Hier, j’ai reçu un message sur le forum madmoiZelle. ParasitA me transmettait deux témoignages, très durs à écouter, au sujet du bizutage.
Le premier est la parole d’un bizuté qui a porté plainte contre ses bizuteurs. Le second, celui d’un bizuteur qui explique ce qu’il faisait subir à ses « bleus »…
Le bizutage, vaste sujet
Ces témoignages ont été publiés dans Les Pieds sur Terre, excellente émission de France Culture. Vous pouvez écouter l’épisode ici :
La journaliste rappelle tout d’abord l’histoire du bizutage, côté justice.
C’est en 1998 que Ségolène Royal, alors ministre, a fait voter une loi interdisant le bizutage s’il comporte des actes humiliants ou dégradants.
En 2016 s’est ajoutée l’interdiction d’amener à une consommation excessive d’alcool dans le cadre d’un bizutage.
Mais la loi n’a pas eu un grand effet : en 2016, seulement 34 personnes avaient été condamnées pour délit de bizutage…
France Culture donne ensuite la parole à un bizuté, puis à un bizuteur.
Théotime, torturé pendant son bizutage
Théotime a été bizuté en octobre 2011, un mois après son arrivée à l’université Paris Dauphine.
Il avait décidé de rejoindre la JAPAD (Jeune Association pour la Promotion des Activités Dauphinoises), prestigieuse organisation notamment en charge du gala.
Pour « postuler », il s’est retrouvé dans un petit local sombre et calfeutré, dans lequel le toisaient de nombreuses personnes ainsi que les trois dirigeants de l’association.
Il doit boire, beaucoup, vite. En caleçon, à genoux, il a régulièrement vomi dans une bassine prévue à cet effet.
Lorsqu’il répond « mal » aux questions de motivation, il est frappé dans les côtes. Les coups semblent sortir de nulle part. Le jeune homme perd toute notion de contrôle.
Agacés par sa manie de se toucher les cheveux quand il est stressé, les étudiants lui attachent les mains à un balai posé sur sa nuque, comme une crucifixion.
Théotime sent une large griffure dans son dos, ne comprend pas, ne sent que la douleur, et un liquide qui le brûle. Puis il est renvoyé chez lui, plus ivre qu’il ne l’a jamais été.
Combien de temps aura-t-il passé dans ce petit local ? Impossible de le dire.
C’est sa mère qui, quand il aura émergé de son ivresse, remarquera son dos. Et les lettres JAPAD gravées à même la peau, sanguinolentes, barrant sa chair en diagonale.
Il comprendra plus tard que les initiales ont été tracées avec les capsules des bières qu’on l’a forcé à boire.

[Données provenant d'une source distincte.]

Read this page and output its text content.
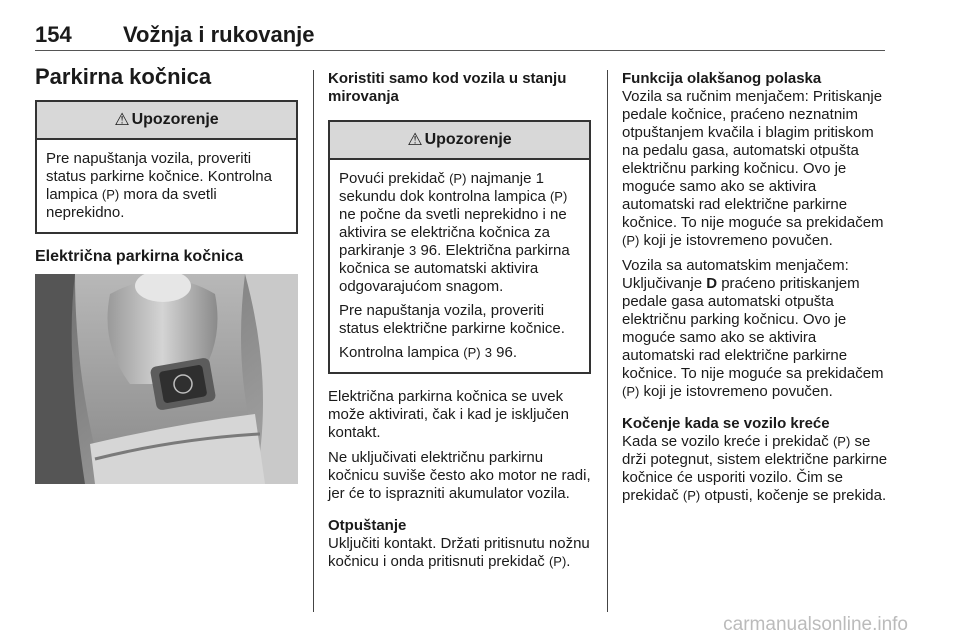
154 Vožnja i rukovanje
Parkirna kočnica
⚠ Upozorenje

Pre napuštanja vozila, proveriti status parkirne kočnice. Kontrolna lampica (P) mora da svetli neprekidno.

Električna parkirna kočnica
Koristiti samo kod vozila u stanju mirovanja
⚠ Upozorenje

Povući prekidač (P) najmanje 1 sekundu dok kontrolna lampica (P) ne počne da svetli neprekidno i ne aktivira se električna kočnica za parkiranje 3 96. Električna parkirna kočnica se automatski aktivira odgovarajućom snagom.

Pre napuštanja vozila, proveriti status električne parkirne kočnice.

Kontrolna lampica (P) 3 96.

Električna parkirna kočnica se uvek može aktivirati, čak i kad je isključen kontakt.

Ne uključivati električnu parkirnu kočnicu suviše često ako motor ne radi, jer će to isprazniti akumulator vozila.

Otpuštanje

Uključiti kontakt. Držati pritisnutu nožnu kočnicu i onda pritisnuti prekidač (P).

Funkcija olakšanog polaska

Vozila sa ručnim menjačem: Pritiskanje pedale kočnice, praćeno neznatnim otpuštanjem kvačila i blagim pritiskom na pedalu gasa, automatski otpušta električnu parking kočnicu. Ovo je moguće samo ako se aktivira automatski rad električne parkirne kočnice. To nije moguće sa prekidačem (P) koji je istovremeno povučen.

Vozila sa automatskim menjačem: Uključivanje D praćeno pritiskanjem pedale gasa automatski otpušta električnu parking kočnicu. Ovo je moguće samo ako se aktivira automatski rad električne parkirne kočnice. To nije moguće sa prekidačem (P) koji je istovremeno povučen.

Kočenje kada se vozilo kreće

Kada se vozilo kreće i prekidač (P) se drži potegnut, sistem električne parkirne kočnice će usporiti vozilo. Čim se prekidač (P) otpusti, kočenje se prekida.

carmanualsonline.info
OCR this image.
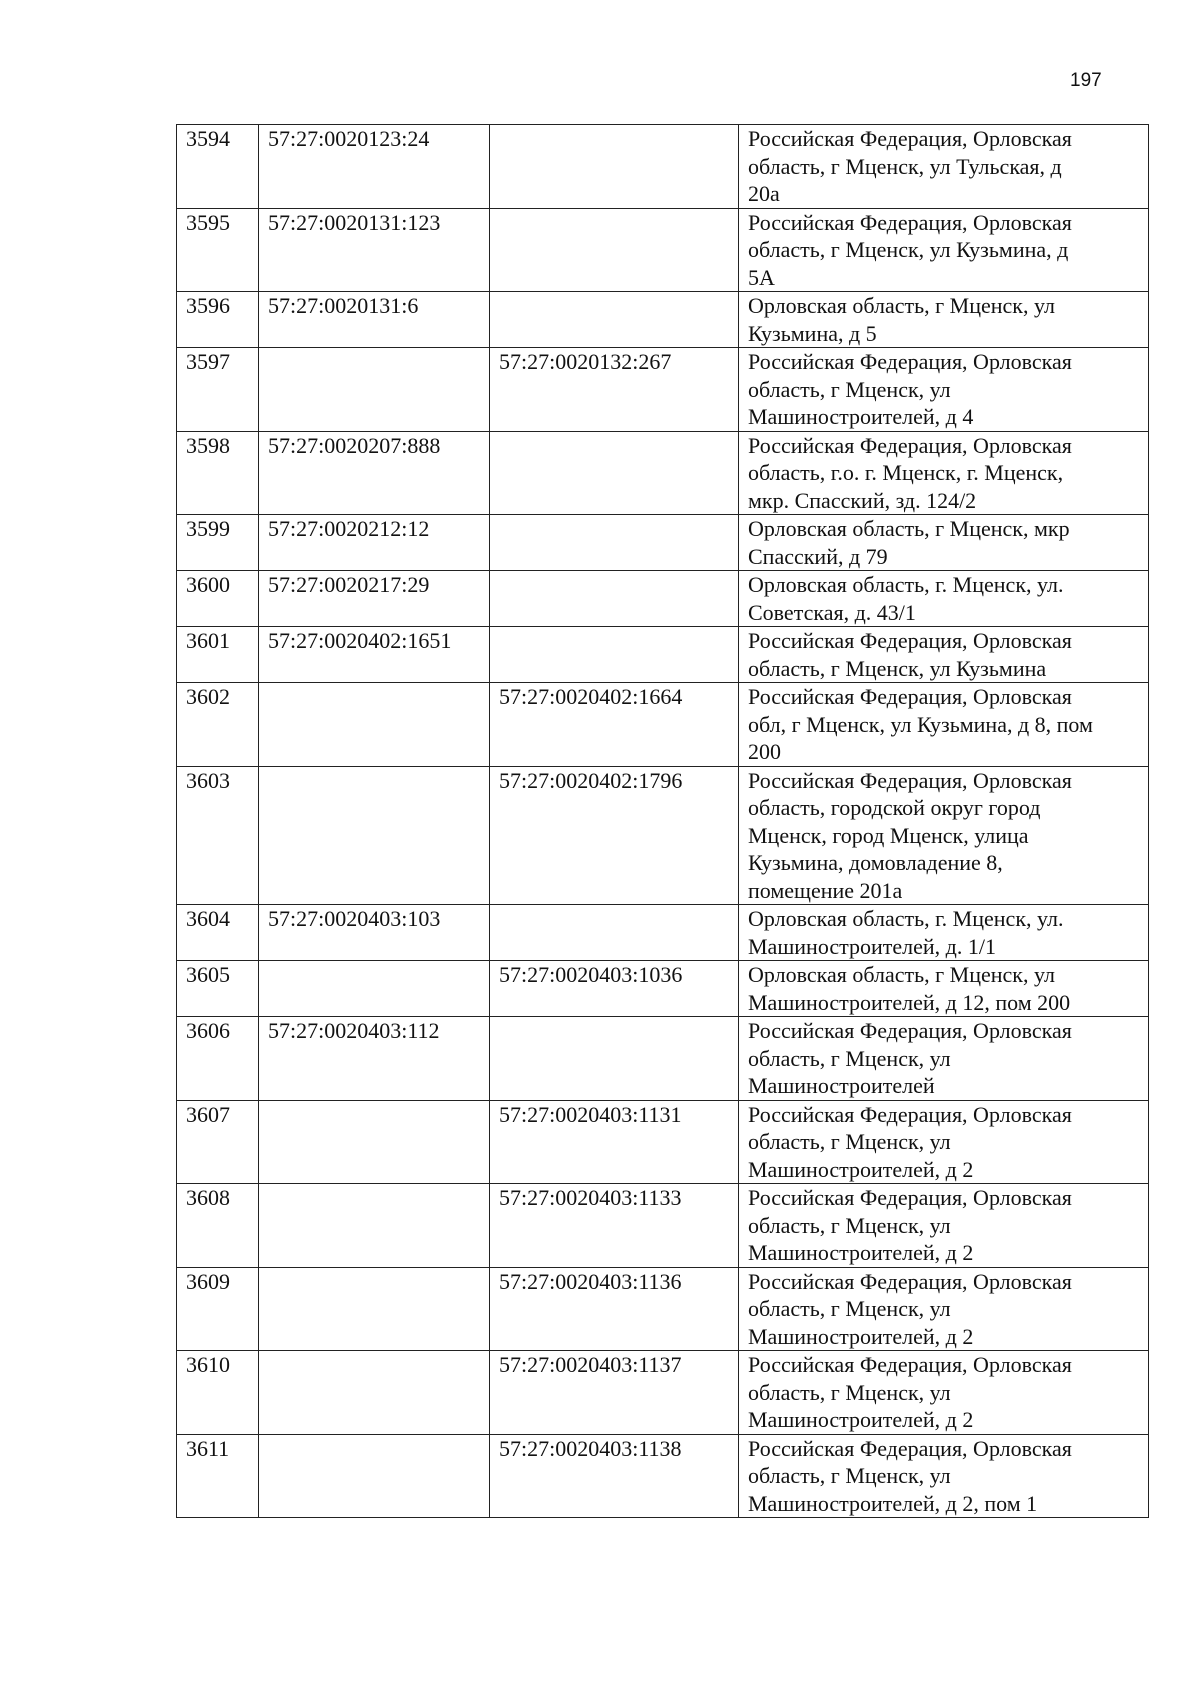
197
3594	57:27:0020123:24		Российская Федерация, Орловская
область, г Мценск, ул Тульская, д
20а

3595	57:27:0020131:123		Российская Федерация, Орловская
область, г Мценск, ул Кузьмина, д
5А

3596	57:27:0020131:6		Орловская область, г Мценск, ул
Кузьмина, д 5

3597		57:27:0020132:267	Российская Федерация, Орловская
область, г Мценск, ул
Машиностроителей, д 4

3598	57:27:0020207:888		Российская Федерация, Орловская
область, г.о. г. Мценск, г. Мценск,
мкр. Спасский, зд. 124/2

3599	57:27:0020212:12		Орловская область, г Мценск, мкр
Спасский, д 79

3600	57:27:0020217:29		Орловская область, г. Мценск, ул.
Советская, д. 43/1

3601	57:27:0020402:1651		Российская Федерация, Орловская
область, г Мценск, ул Кузьмина

3602		57:27:0020402:1664	Российская Федерация, Орловская
обл, г Мценск, ул Кузьмина, д 8, пом
200

3603		57:27:0020402:1796	Российская Федерация, Орловская
область, городской округ город
Мценск, город Мценск, улица
Кузьмина, домовладение 8,
помещение 201а

3604	57:27:0020403:103		Орловская область, г. Мценск, ул.
Машиностроителей, д. 1/1

3605		57:27:0020403:1036	Орловская область, г Мценск, ул
Машиностроителей, д 12, пом 200

3606	57:27:0020403:112		Российская Федерация, Орловская
область, г Мценск, ул
Машиностроителей

3607		57:27:0020403:1131	Российская Федерация, Орловская
область, г Мценск, ул
Машиностроителей, д 2

3608		57:27:0020403:1133	Российская Федерация, Орловская
область, г Мценск, ул
Машиностроителей, д 2

3609		57:27:0020403:1136	Российская Федерация, Орловская
область, г Мценск, ул
Машиностроителей, д 2

3610		57:27:0020403:1137	Российская Федерация, Орловская
область, г Мценск, ул
Машиностроителей, д 2

3611		57:27:0020403:1138	Российская Федерация, Орловская
область, г Мценск, ул
Машиностроителей, д 2, пом 1
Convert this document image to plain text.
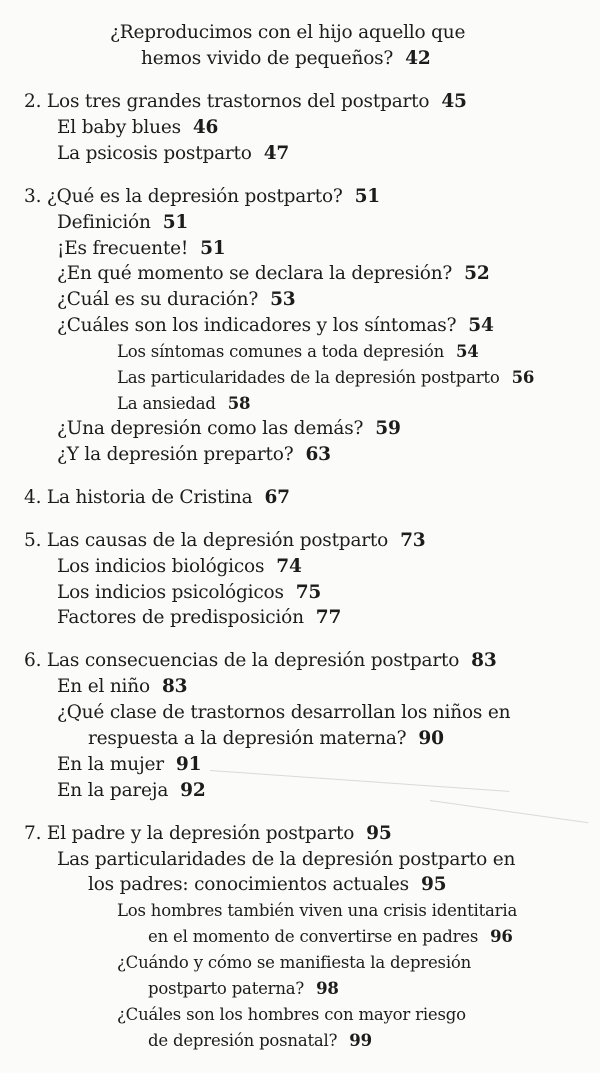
¿Reproducimos con el hijo aquello que
hemos vivido de pequeños? 42
2. Los tres grandes trastornos del postparto 45
El baby blues 46
La psicosis postparto 47
3. ¿Qué es la depresión postparto? 51
Definición 51
¡Es frecuente! 51
¿En qué momento se declara la depresión? 52
¿Cuál es su duración? 53
¿Cuáles son los indicadores y los síntomas? 54
Los síntomas comunes a toda depresión 54
Las particularidades de la depresión postparto 56
La ansiedad 58
¿Una depresión como las demás? 59
¿Y la depresión preparto? 63
4. La historia de Cristina 67
5. Las causas de la depresión postparto 73
Los indicios biológicos 74
Los indicios psicológicos 75
Factores de predisposición 77
6. Las consecuencias de la depresión postparto 83
En el niño 83
¿Qué clase de trastornos desarrollan los niños en
respuesta a la depresión materna? 90
En la mujer 91
En la pareja 92
7. El padre y la depresión postparto 95
Las particularidades de la depresión postparto en
los padres: conocimientos actuales 95
Los hombres también viven una crisis identitaria
en el momento de convertirse en padres 96
¿Cuándo y cómo se manifiesta la depresión
postparto paterna? 98
¿Cuáles son los hombres con mayor riesgo
de depresión posnatal? 99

Porter plainte après un bizutage
Théotime ne veut pas, au début, saisir la justice. Il a honte, honte d’en être arrivé là, d’avoir été autant humilié, honte de se dire que comme il était volontaire, alors il est peut-être responsable…
Mais avec l’aide de sa mère, il porte plainte.
Le jeune homme n’est pas accepté dans l’association. À Paris Dauphine, tout le monde parle de LA plainte, sans faire le lien avec Théotime. Les sanctions ont été rapides : la JAPAD dissoute, des conseils de discipline.
Plus tard, quand Théotime était en L3, les sanctions pénales sont arrivées. L’étudiant raconte la douleur de sa confrontation avec les mis en examen, un « moment insoutenable ».
Le tribunal est allé au-delà des réquisition du procureur de la République. Prison avec sursis, amende, dommages et intérêts au profit de Théotime.
Le jeune homme a voulu abandonner, être laissé tranquille, mais au final, il a eu gain de cause, et des excuses qui lui ont fait du bien.
« J’ai gagné, surtout, vis-à-vis de moi-même. »
Les lettres, dans le dos de Théotime, ont fini par s’effacer. Mais les séquelles psychologiques de s’être senti « moins que rien » sont là pour durer.
Yohan, bizuteur qui ne s’en veut pas
Yohan a bientôt 40 ans, il a étudié la kiné à Liège en Belgique. Il a lui-même été bizuté (« baptisé ») puis est devenu bizuteur (« assistant » en charge de la « bleusaille ») pendant 2 ans.
Impossible de bizuter si on n’a pas soi-même été bizuté. C’est la règle dans cette université.
Les assistants, pour Yohan, sont des bergers allemands qui gardent les « bleus » en troupeau, comme des moutons, et les maintiennent dans une émulation de groupe.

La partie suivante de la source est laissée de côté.